O número de novos processos judiciais que envolvem empregados e empregadores despencou no Rio Grande do Sul após a reforma trabalhista, em vigor desde 11 de novembro de 2017. De dezembro a março, os quatro primeiros meses completos depois das mudanças na legislação, o Estado registrou o ingresso de 31.982 ações, aponta o Tribunal Regional do Trabalho da 4ª Região (TRT-RS), com sede em Porto Alegre. O resultado corresponde a queda de 44,6% frente a igual período que contempla o fim de 2016 e o começo do ano passado, quando houve a abertura de 57.720 processos.

 

Especialistas atribuem a redução a uma combinação de fatores. Um deles é a persistência de incertezas relacionadas à interpretação das mudanças trazidas pela reforma, que alterou mais de cem pontos da Consolidação das Leis do Trabalho (CLT). A existência de dúvidas resulta em críticas de magistrados sobre a forma como o projeto foi costurado pelo governo federal e discutido no Congresso.

 

– Quando uma lei é tão confusa, os advogados se sentem inseguros. Ficam à espera de alguma sinalização. Não querem jogar na roleta e acabam represando os processos – declara o presidente da Associação dos Magistrados da Justiça do Trabalho da IV Região (Amatra IV), juiz Rodrigo Trindade.

 

Além disso, a reforma instituiu que, em caso de derrota nos tribunais, trabalhadores que ganham acima de 40% do limite máximo dos benefícios do Regime Geral de Previdência Social – ou seja, mais de R$ 2.212,54 – têm de arcar com custos de defesa de empresas.
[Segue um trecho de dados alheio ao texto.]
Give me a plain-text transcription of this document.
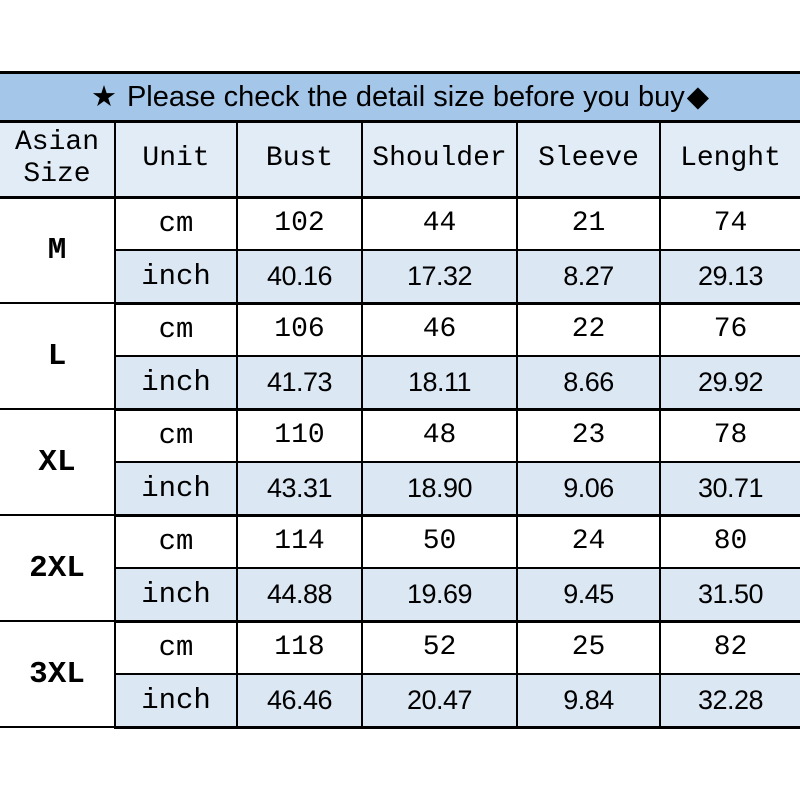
★ Please check the detail size before you buy◆
Asian Size	Unit	Bust	Shoulder	Sleeve	Lenght
M	cm	102	44	21	74
	inch	40.16	17.32	8.27	29.13
L	cm	106	46	22	76
	inch	41.73	18.11	8.66	29.92
XL	cm	110	48	23	78
	inch	43.31	18.90	9.06	30.71
2XL	cm	114	50	24	80
	inch	44.88	19.69	9.45	31.50
3XL	cm	118	52	25	82
	inch	46.46	20.47	9.84	32.28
A possibilidade de cobrança dos honorários de sucumbência fez com que advogados repensassem a ida à Justiça em alguns casos. Entre os pedidos que vêm sendo congelados nos últimos meses, mencionam especialistas, estão os de danos morais, que exigem a presença de testemunhas, e de adicional de insalubridade e periculosidade, que necessitam de perícia técnica.

 

– Em todo o Rio Grande do Sul, processos estão sendo segurados, até para ter maior certeza em relação a nova lei – frisa Carolina Spina, advogada do escritório Lini & Pandolfi, completando:

 

– Ao julgar pedido de dano moral, os tribunais têm apresentado interpretação mais conservadora. Com o risco de cobrança de honorários, muitos processos assim não foram realizados. Já no pedido de insalubridade, se o trabalhador perder a ação, também terá de arcar com os honorários dos peritos.

 

Rapidez para aproveitar a legislação anterior

Outro aspecto responsável pelo tombo no número de processos trabalhistas é a aceleração de ingressos antes da reforma. 

 

Com receio das mudanças na legislação, advogados correram contra o relógio para antecipar as ações no ano passado. Só em 10 de novembro de 2017, último dia antes de as alterações entrarem em vigor, o TRT-RS havia recebido 8.562 novas ações.

 

– O grande aumento nos processos antes da reforma ocorreu porque as partes interessadas quiseram aproveitar a lei antiga – afirma o advogado Guilherme Wünsch, professor da Unisinos.

 

Tempo de julgamento, por enquanto, não cai

O cenário que se desenha para a análise de processos trabalhistas nos próximos meses segue cercado de pontos de interrogação. Por conta das dúvidas relacionadas à aplicação da nova lei, o desembargador Luiz Alberto de Vargas, presidente da Comissão de Comunicação Social do TRT-RS, projeta que o tempo de julgamento das ações não deve cair, pelo menos no curto prazo, mesmo com a redução no número de pedidos.

 

– Normas mais confusas dificultam a análise. Mas isso tudo faz parte da rotina da Justiça do Trabalho, que tem de descascar um abacaxi por dia – sublinha o desembargador, que faz críticas à reforma de Michel Temer.

 

As incertezas envolvendo as mudanças ganharam novo capítulo neste mês. Assinada pelo presidente Michel Temer ainda em novembro do ano passado, a medida provisória (MP) 808, que alterou pontos do projeto inicial, está emperrada na Câmara dos Deputados.

 

Sem sinais de avanço na análise do texto, a MP terá sua vigência encerrada no dia 23. Com isso, trechos modificados da reforma, como os que tratam de condições de trabalho de grávidas e lactantes e jornada de 12 horas de trabalho por 36 horas de descanso seguidas, perderão a validade.

 

Para os próximos meses, antes de formalizar novos processos, advogados aguardam posicionamentos do Tribunal Superior do Trabalho (TST) a respeito da interpretação de normas que ainda causam dúvidas.

 

– A legislação passa por reiterados processos de aperfeiçoamento. A reforma é mais um deles, é necessária. Mas alguns pontos mereciam ser melhor discutidos, porque geraram mais incertezas do que soluções – analisa o advogado Eduardo Zaffari, sócio do escritório Zaffari, que representa empresas em processos judiciais.

 

Sem definição

A reforma trabalhista foi aprovada em abril de 2017, na Câmara dos Deputados, e em julho, no Senado. Entrou em vigor em 11 novembro. 

 

Três dias depois, o presidente Michel Temer editou a medida provisória (MP) 808, que altera trechos do projeto.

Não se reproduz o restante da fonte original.